What Really Happened: We bring the tree home and it won’t fit in the stand. Undeterred, my mom bundles me back up (it was winter in Michigan) and throws me in the car, drags me to the store and bought a new stand. We get home and try again. The tree still won’t fit. Mom’s starting to get just a tad frustrated now. Somehow she comes up with a saw. I don’t remember where it came from, but I’m sure it involved either going to another store or calling up a friend. While she’s sawing off the offending branches, I’m in the bathroom and the toilet is not working. Mom comes in to investigate, removes the lid from the tank, drops it and it splits in half. My mom says a few things that if I’d been smart I’d have saved for leverage at a later date. Finally, after much ado, we fix the toilet (mostly), stuff  what is surely by now “that darned tree” into the stand and decorate it, and collapse into bed.


Fast forward twenty-some years and now I’m the Mommy (aka the Memory Maker) and I’ve got a plan.

Intended Memory: In my minds eye, we all go out to a farm and choose the perfect tree. It’s chilly, but I’ve got hot chocolate in a thermos in the truck. As Mr. Dad loads the tree in the truck, we listen to Christmas carols and sing together. We drive home then decorate, reflecting on the Reason for Christmas.

What Really Happened: We load into the truck and head to the local mega-hardware store. We choose a tree from the pile (and it is a looker, I must say), but the checkout line is long and its cold out there, so the kids and I head inside to find warmth. Big Sis finds a display of enchanting (and by enchanting I mean debilitatingly intrustive) singing snowglobes. She entertains herself by pressing the button on each snowglobe one at a time so they are singing in perfect disharmony and every time one goes off she has to restart it and between the six snowglobes she’s pretty much pusing buttons every 3 seconds and the “music” of each individual snowglobe is trying to wedge its way into my memory bank so that I’m singing six different carols at once and can’t get any of them out of my head. And then when it’s time to leave and make that special memory of getting a Christmas tree she’s screaming and hyperventilating because she really desperately needed at least one of those delightful snowglobes. She screams all the way home, even though I keep turning the volume of the Christmas songs higher and higher. And when we finally get home and stop crying (her, not me), I make the hot chocolate, but it gets cold because there’s a hungry baby, two time-outs and a potty emergency.


But I realize now that I’ve got biology on my side, because we did manage to get ourselves into our snuggly footie pajamas (I’ve got a pair, too) just in time for Mr. Dad to plug in the lights and sip some hot chocolate. And the moment he lit up those twinkly lights on that gorgeous tree, Big Sis’ eyes did the same and the Magic Memory Filter kicked into action.
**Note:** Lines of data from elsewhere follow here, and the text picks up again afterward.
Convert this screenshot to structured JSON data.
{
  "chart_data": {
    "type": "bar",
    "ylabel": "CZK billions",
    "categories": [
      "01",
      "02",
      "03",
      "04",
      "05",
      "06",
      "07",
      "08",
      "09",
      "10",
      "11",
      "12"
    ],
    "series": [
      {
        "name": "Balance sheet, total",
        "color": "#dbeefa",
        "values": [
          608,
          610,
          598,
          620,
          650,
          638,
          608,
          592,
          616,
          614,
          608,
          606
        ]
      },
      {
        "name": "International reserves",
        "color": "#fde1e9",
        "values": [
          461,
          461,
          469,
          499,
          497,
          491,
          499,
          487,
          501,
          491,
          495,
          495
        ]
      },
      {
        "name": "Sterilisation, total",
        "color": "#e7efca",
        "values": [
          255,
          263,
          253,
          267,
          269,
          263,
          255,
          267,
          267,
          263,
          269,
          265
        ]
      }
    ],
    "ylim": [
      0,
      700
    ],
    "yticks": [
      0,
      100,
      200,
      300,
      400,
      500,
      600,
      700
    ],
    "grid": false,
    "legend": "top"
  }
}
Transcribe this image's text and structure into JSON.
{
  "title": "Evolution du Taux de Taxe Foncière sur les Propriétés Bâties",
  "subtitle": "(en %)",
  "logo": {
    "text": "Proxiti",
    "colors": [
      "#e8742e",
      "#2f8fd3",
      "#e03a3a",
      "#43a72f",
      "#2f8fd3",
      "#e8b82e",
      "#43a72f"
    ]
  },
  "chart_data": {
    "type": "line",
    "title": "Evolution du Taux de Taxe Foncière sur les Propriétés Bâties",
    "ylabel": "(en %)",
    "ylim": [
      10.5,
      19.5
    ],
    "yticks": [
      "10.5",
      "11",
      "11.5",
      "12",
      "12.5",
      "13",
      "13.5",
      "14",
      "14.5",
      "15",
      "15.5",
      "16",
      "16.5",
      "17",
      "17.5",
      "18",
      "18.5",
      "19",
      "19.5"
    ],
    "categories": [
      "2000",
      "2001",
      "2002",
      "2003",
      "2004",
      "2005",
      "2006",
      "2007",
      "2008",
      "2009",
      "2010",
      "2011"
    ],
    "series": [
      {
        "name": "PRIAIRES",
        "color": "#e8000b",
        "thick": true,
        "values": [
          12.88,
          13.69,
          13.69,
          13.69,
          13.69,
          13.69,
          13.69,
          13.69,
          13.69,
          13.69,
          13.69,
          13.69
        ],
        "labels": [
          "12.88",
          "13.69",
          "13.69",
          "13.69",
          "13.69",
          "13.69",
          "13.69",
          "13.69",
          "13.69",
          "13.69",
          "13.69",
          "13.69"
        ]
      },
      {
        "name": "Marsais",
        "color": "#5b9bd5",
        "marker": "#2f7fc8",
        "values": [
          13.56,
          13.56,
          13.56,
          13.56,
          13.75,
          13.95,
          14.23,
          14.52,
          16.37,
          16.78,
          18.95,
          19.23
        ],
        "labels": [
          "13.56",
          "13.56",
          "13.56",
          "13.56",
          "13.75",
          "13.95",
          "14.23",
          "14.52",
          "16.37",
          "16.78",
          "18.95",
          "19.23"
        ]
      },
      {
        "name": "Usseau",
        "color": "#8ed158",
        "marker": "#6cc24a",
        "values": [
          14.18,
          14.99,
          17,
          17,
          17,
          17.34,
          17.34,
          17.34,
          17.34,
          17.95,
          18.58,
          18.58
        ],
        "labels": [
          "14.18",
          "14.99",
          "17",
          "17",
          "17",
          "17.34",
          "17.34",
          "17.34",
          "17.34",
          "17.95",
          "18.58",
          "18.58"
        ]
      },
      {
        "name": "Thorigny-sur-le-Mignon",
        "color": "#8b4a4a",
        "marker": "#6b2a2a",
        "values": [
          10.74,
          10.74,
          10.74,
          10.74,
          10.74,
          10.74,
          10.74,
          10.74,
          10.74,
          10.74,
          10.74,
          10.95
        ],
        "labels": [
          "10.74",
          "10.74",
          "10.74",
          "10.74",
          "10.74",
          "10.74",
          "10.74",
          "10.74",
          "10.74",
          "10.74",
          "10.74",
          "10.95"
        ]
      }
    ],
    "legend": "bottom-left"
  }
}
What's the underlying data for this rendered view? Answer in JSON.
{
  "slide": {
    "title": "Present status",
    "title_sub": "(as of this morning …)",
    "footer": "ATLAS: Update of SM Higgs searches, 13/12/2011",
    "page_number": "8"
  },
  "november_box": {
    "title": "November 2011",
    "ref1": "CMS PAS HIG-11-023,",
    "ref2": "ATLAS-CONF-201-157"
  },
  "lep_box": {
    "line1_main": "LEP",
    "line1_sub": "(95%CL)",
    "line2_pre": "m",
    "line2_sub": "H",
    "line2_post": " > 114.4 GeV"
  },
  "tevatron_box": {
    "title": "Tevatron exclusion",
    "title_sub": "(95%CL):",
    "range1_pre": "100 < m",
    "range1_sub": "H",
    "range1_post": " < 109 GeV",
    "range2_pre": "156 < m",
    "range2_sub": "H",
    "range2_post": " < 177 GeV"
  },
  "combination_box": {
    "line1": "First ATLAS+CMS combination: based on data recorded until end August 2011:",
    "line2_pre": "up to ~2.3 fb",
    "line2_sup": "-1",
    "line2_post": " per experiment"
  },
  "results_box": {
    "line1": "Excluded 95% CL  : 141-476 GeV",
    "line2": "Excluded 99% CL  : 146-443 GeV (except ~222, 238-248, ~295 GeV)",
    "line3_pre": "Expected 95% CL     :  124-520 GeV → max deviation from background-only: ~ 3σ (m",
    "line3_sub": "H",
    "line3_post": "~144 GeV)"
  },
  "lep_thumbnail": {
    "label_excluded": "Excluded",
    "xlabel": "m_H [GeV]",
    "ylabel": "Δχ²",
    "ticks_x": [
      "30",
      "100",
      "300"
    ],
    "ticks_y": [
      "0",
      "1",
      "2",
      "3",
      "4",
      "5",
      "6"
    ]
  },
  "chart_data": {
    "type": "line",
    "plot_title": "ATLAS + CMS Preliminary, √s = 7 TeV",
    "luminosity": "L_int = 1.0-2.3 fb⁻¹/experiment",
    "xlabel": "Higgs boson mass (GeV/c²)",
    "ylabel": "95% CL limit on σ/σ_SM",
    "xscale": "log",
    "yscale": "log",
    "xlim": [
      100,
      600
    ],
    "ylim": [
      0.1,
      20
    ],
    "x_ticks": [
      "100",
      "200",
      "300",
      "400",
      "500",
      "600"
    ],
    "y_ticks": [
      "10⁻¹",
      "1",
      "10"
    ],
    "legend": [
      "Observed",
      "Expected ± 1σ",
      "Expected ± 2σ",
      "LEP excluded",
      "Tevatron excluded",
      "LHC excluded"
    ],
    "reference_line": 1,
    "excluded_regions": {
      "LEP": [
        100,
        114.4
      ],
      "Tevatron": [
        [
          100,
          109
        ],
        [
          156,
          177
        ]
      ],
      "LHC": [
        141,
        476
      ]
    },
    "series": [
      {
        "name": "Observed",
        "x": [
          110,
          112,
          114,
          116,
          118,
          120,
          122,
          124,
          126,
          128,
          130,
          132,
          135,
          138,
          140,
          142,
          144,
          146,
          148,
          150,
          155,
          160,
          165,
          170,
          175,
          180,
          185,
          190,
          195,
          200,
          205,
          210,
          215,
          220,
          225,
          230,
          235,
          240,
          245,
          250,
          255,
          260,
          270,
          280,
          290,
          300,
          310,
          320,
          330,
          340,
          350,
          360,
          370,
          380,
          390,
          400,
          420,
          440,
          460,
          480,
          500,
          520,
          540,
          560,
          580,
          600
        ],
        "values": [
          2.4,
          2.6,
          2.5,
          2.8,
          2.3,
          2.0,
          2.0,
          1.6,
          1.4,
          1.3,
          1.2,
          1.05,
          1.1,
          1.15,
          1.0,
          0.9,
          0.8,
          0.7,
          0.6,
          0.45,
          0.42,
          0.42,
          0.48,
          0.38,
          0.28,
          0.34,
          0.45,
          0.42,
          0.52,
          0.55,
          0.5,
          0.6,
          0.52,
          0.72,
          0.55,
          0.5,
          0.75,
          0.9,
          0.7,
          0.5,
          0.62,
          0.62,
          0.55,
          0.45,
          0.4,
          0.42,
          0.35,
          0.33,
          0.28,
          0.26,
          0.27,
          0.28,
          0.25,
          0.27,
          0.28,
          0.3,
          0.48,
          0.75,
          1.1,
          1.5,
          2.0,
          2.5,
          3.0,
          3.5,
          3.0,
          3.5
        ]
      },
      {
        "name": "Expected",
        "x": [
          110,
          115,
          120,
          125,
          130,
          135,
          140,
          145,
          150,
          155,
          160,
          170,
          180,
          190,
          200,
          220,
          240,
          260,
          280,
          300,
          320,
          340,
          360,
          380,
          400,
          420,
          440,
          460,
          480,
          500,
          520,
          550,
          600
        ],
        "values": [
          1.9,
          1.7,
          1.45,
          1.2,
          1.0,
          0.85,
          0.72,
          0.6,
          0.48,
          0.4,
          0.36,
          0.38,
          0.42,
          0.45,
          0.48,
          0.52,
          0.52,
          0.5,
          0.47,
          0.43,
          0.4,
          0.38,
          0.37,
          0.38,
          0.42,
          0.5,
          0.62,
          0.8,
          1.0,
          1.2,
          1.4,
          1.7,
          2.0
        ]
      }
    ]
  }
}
I just spoke with my mother regarding the aforementioned Christmas tree debacle. She alerted me to the fact that I left out the most imporant part of the story. After she finally managed to saw off some of the bottom of the tree to make it fit, she realized too late that the tree possessed a double trunk. So once she cut it, our gorgeous, hand-picked Christmas tree split in two. I didn’t remember that part, but now all I can say is HAHAHAHAHHAHA! (Sorry, Mom.) So apparently we stuffed both halves of our once-glorious tree into the stand, propped it up against the wall and called it a day. Just further proof that The Filter exists.


**If you haven’t seen A Christmas Story, it’s about a young boy, Ralphie, who really wants a Red Ryder BB Gun for Christmas. The classic line from the movie is when Ralphie finally gets the gumption to tell Santa what he wants for Christmas and Santa shoves him off his lap and says “You’ll shoot yer’ eye out, kid.”